Maimon’s volume is representative of an interesting shift in rabbinic scholarship. It wasn’t so long ago that a book like Maimon’s might have been published by The JTS-Schocken Institute for Jewish Research or Hebrew Union College. Today, though, while not entirely non-existent, it is rare to see a rabbinic work from a manuscript brought out by anything other than an Orthodox publisher, staffed by yeshiva graduates. The floor seems to have been ceded to places like Machon Ofek in Cleveland, headed by Rabbi Abraham Shoshana, or organizations in Israel that publish yeshiva-trained scholars like Maimon (though Maimon himself has essentially self-published these volumes). Where have you gone, Saul Lieberman?

Some may see this development as simply a footnote in the ongoing story of Orthodox growth. But it is probably more attributable to the leveled playing field brought about by the Internet. Long gone are the days when a young and unknown Moritz Steinschneider was refused permission to study the Hebrew collection of the imperial library in Vienna. Thanks to resources such as JSTOR, academic credentials are no longer needed to access the major university libraries of the world. Similarly, while at one time scholars required sponsorship merely to be able to study a geniza fragment, the Friedberg website has now made the geniza’s treasures available to anyone with an Internet connection.

And, though Moshe Maimon may be a descendant of Maimonides and “pure Sephardi,” he is, in a sense, just anyone—a typical graduate of the yeshiva world, at least in some ways. As he described himself in a recent podcast, his family came from Turkey to Seattle, where both his grandfather and great-grandfather served as the rabbi of the Turkish community. Yet he himself was born and raised in Monsey and went to typical Ashkenazi day schools and yeshivas. He then moved to Lakewood, the aforementioned intellectual capital of the American yeshiva world, where he presently resides, while commuting back to Monsey, where he works as an eleventh-grade Talmud rebbe. And yet, from this ordinary schoolteacher now come works of scholarship on a philological par with anything being produced by full-time professors and scholars (to the extent that they still produce such work).
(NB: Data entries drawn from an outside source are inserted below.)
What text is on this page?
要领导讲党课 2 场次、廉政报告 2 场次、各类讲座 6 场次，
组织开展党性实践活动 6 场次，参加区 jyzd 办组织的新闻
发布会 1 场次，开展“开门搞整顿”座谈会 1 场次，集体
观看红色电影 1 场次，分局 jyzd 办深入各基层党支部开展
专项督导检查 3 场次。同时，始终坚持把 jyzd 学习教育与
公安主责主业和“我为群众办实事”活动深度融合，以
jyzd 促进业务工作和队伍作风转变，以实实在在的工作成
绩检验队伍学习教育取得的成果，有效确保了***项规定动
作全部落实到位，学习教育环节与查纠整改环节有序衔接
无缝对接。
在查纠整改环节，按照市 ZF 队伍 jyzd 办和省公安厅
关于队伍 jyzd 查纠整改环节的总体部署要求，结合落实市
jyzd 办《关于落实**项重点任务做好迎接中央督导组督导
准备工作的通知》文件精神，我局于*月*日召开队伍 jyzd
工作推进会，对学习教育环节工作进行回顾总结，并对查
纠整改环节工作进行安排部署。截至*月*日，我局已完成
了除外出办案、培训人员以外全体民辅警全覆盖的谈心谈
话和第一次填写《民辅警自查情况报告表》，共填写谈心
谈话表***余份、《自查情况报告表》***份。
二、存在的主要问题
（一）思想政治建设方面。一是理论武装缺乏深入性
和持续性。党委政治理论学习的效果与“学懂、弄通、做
Indeed, the podcast on which he appeared, Seforim Chatter, which regularly features guests such as Professors Eve Krakowski of Princeton and Adam Teller of Brown, is itself hosted by a Lakewood yeshiva product named Nachi Weinstein.

All of this is cause for reflection, and, once again, Moses Maimonides himself provides the stimulus. For in the closing lines of the Mishneh Torah, Maimonides shares his messianic dream. It is a vision of some far-off future time when the masses of the Jewish people “will all become great sages, understanding hidden matters, grasping the knowledge of their Creator to the full reach of human potential, as the prophet foresaw, ‘The world will be filled with the knowledge of God as the waters cover the ocean bed.’” One wonders what they would have thought, father or son, had they lived to see this brave new world of scholarship.